When tight tolerances add value
Tighter tolerances are justified when they directly affect:
- Fit at an interface
- Functional performance
- Safety or compliance
- Assembly alignment that cannot be controlled elsewhere
Tolerance guidelines
Use tight tolerances only when:
- Function fails without them
- Assembly cannot absorb variation
- Performance is dimension-dependent
- The process can reliably achieve them
Avoid tight tolerances when:
- Variation does not affect function
- Assembly or fastening can compensate
- The dimension is cosmetic or non-critical
Rule of thumb
Tight tolerances should be applied only to specific features in a part where functionally necessary. If uncertain, it’s best to perform a tolerance study to better understand the design and identify possible changes that can meet requirements without using tight tolerances.
Often small design adjustments, such as added clearance, interface changes, or tolerance redistribution, can achieve the required performance while keeping standard tolerances.

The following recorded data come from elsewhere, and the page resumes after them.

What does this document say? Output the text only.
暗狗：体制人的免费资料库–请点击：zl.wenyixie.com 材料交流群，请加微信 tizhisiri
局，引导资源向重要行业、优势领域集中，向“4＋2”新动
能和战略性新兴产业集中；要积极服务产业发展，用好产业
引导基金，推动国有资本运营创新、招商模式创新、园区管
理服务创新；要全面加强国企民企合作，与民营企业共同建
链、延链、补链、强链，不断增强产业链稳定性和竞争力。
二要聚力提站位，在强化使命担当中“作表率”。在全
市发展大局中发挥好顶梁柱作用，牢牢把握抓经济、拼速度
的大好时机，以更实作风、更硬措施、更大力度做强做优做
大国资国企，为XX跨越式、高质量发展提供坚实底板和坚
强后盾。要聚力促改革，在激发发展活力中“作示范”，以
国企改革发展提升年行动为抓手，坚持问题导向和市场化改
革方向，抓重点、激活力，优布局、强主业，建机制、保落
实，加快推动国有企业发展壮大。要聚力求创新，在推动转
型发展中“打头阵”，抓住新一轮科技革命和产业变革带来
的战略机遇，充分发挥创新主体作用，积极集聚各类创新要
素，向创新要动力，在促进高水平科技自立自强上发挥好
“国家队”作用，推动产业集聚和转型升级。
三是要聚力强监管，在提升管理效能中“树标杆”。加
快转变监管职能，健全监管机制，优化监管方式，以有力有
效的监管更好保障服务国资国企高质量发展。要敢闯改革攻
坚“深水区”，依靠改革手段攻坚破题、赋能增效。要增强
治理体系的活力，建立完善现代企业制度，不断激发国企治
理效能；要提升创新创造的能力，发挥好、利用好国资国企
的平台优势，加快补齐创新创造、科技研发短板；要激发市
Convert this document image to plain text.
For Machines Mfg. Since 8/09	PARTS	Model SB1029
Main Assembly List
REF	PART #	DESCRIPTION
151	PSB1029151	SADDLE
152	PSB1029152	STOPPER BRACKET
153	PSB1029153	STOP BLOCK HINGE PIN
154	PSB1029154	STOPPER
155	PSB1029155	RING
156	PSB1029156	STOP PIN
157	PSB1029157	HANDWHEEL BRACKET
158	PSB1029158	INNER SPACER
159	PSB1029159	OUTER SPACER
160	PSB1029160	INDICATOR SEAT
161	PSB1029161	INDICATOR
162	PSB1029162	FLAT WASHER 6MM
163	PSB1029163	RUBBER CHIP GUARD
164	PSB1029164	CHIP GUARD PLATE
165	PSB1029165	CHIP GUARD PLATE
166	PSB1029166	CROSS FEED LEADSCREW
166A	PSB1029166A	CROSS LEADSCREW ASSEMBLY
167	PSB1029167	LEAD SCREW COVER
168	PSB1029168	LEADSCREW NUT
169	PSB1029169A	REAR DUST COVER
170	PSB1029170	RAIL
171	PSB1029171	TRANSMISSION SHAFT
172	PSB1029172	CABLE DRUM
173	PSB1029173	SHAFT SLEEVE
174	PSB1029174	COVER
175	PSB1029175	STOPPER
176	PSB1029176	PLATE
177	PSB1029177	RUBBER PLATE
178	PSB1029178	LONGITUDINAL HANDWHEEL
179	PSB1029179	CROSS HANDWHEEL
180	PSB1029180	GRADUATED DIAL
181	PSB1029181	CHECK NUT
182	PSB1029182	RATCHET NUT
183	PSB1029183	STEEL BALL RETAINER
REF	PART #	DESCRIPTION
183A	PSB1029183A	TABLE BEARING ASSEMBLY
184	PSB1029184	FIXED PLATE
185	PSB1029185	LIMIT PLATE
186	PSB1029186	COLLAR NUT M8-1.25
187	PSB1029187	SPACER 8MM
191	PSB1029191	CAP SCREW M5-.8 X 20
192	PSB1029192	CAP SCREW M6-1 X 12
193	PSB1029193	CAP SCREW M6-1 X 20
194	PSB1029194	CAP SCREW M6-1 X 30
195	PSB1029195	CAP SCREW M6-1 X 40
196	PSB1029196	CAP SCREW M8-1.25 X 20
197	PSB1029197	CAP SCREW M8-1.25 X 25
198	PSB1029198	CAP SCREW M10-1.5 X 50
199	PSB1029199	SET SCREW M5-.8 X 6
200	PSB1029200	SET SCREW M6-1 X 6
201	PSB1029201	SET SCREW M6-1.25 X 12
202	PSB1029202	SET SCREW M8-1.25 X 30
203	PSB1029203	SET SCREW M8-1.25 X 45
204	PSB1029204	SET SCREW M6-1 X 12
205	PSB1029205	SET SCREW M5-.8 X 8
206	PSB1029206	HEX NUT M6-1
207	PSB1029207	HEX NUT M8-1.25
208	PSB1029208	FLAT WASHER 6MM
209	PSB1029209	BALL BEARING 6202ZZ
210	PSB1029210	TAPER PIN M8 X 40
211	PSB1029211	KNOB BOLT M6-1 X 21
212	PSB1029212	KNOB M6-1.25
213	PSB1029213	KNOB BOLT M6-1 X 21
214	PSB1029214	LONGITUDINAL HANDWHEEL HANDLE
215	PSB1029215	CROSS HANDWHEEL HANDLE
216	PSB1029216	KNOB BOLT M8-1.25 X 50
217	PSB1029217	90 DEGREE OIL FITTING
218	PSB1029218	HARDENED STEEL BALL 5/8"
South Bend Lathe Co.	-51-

This helps maintain stable manufacturing processes and avoids increased inspections.
How to specify tolerances
Instead of tightening everything:
- Tighten only functional dimensions
- Loosen non-critical features or use your supplier’s recommendations
- Align tolerances with the process that creates them
Over-tolerancing is not conservative engineering.
It’s an unmanaged cost.
Summary
- Tight tolerances increase cost through setup, inspection, scrap, and throughput
- Cost often rises faster than performance improves
- Legacy default tolerances quietly inflate part costs
- Different processes react differently to tight limits
- Use tight tolerances only where function demands them
Tight tolerances should be justified, never a default setting.